Celery allows for setting which queue(s) each worker is servicing. Our default production setup is already using a separate worker for adhoc queue and scheduled queue:
(note that QUEUES
env var)
While it’s not exposed in the UI, each data source has a setting for which queue to use for adhoc queries and which to use for scheduled queries. This is defined by the value of the queue_name
and scheduled_queue_name
value in their database row.
So to direct a specific data source to use a separate worker:
- Start another worker configured to listen on a specific queue.
- Update the
queue_name
andscheduled_queue_name
values of the data source database row.
We’re now in the progress of switching to RQ instead of Celery, but it will use a similar concept of queues.

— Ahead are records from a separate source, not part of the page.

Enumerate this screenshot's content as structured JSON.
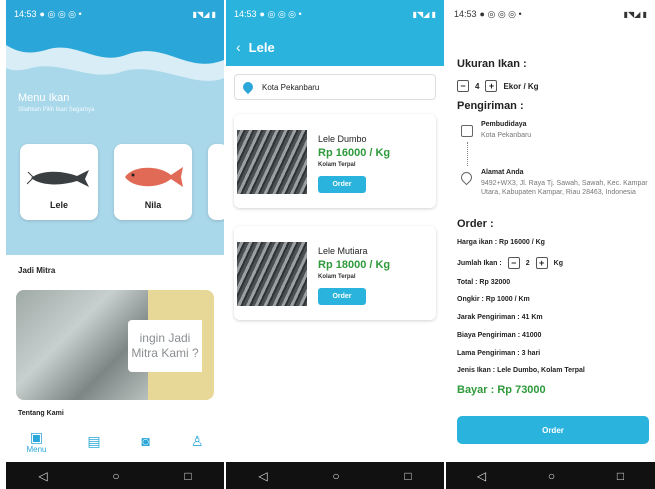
{
  "status": {
    "time": "14:53"
  },
  "menu": {
    "title": "Menu Ikan",
    "subtitle": "Silahkan Pilih Ikan Segarnya",
    "fish": [
      "Lele",
      "Nila"
    ],
    "mitra_heading": "Jadi Mitra",
    "banner_line1": "ingin Jadi",
    "banner_line2": "Mitra Kami ?",
    "tentang": "Tentang Kami",
    "nav_menu_label": "Menu"
  },
  "list": {
    "title": "Lele",
    "location": "Kota Pekanbaru",
    "products": [
      {
        "name": "Lele Dumbo",
        "price": "Rp 16000 / Kg",
        "type": "Kolam Terpal",
        "button": "Order"
      },
      {
        "name": "Lele Mutiara",
        "price": "Rp 18000 / Kg",
        "type": "Kolam Terpal",
        "button": "Order"
      }
    ]
  },
  "order": {
    "ukuran_heading": "Ukuran Ikan :",
    "ukuran_value": "4",
    "ukuran_unit": "Ekor / Kg",
    "pengiriman_heading": "Pengiriman :",
    "from_title": "Pembudidaya",
    "from_sub": "Kota Pekanbaru",
    "to_title": "Alamat Anda",
    "to_sub": "9492+WX3, Jl. Raya Tj. Sawah, Sawah, Kec. Kampar Utara, Kabupaten Kampar, Riau 28463, Indonesia",
    "order_heading": "Order :",
    "harga": "Harga ikan : Rp 16000 / Kg",
    "jumlah_label": "Jumlah Ikan :",
    "jumlah_value": "2",
    "jumlah_unit": "Kg",
    "total": "Total : Rp 32000",
    "ongkir": "Ongkir : Rp 1000 / Km",
    "jarak": "Jarak Pengiriman :  41 Km",
    "biaya": "Biaya Pengiriman :  41000",
    "lama": "Lama Pengiriman :  3 hari",
    "jenis": "Jenis Ikan : Lele Dumbo,  Kolam Terpal",
    "bayar": "Bayar : Rp 73000",
    "button": "Order"
  },
  "colors": {
    "primary": "#29b3dd",
    "header": "#a9d8ea",
    "price": "#2e9a3a"
  }
}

Btw, why do you need it to be serviced by a different worker?
Thanks for the reply!
The short version of the story is that due to complex and somewhat questionable corporate firewall policies, I can’t access all data sources I want from a single place in the network. I can however run multiple workers who can access the same central Postgres instance.
Will try this afternoon and report back if there are any issues
Oh, this makes perfect sense and should work as long as the workers have access to Postgres & Redis.
Worked
Marked as solution for the next person who comes along - thanks for the help!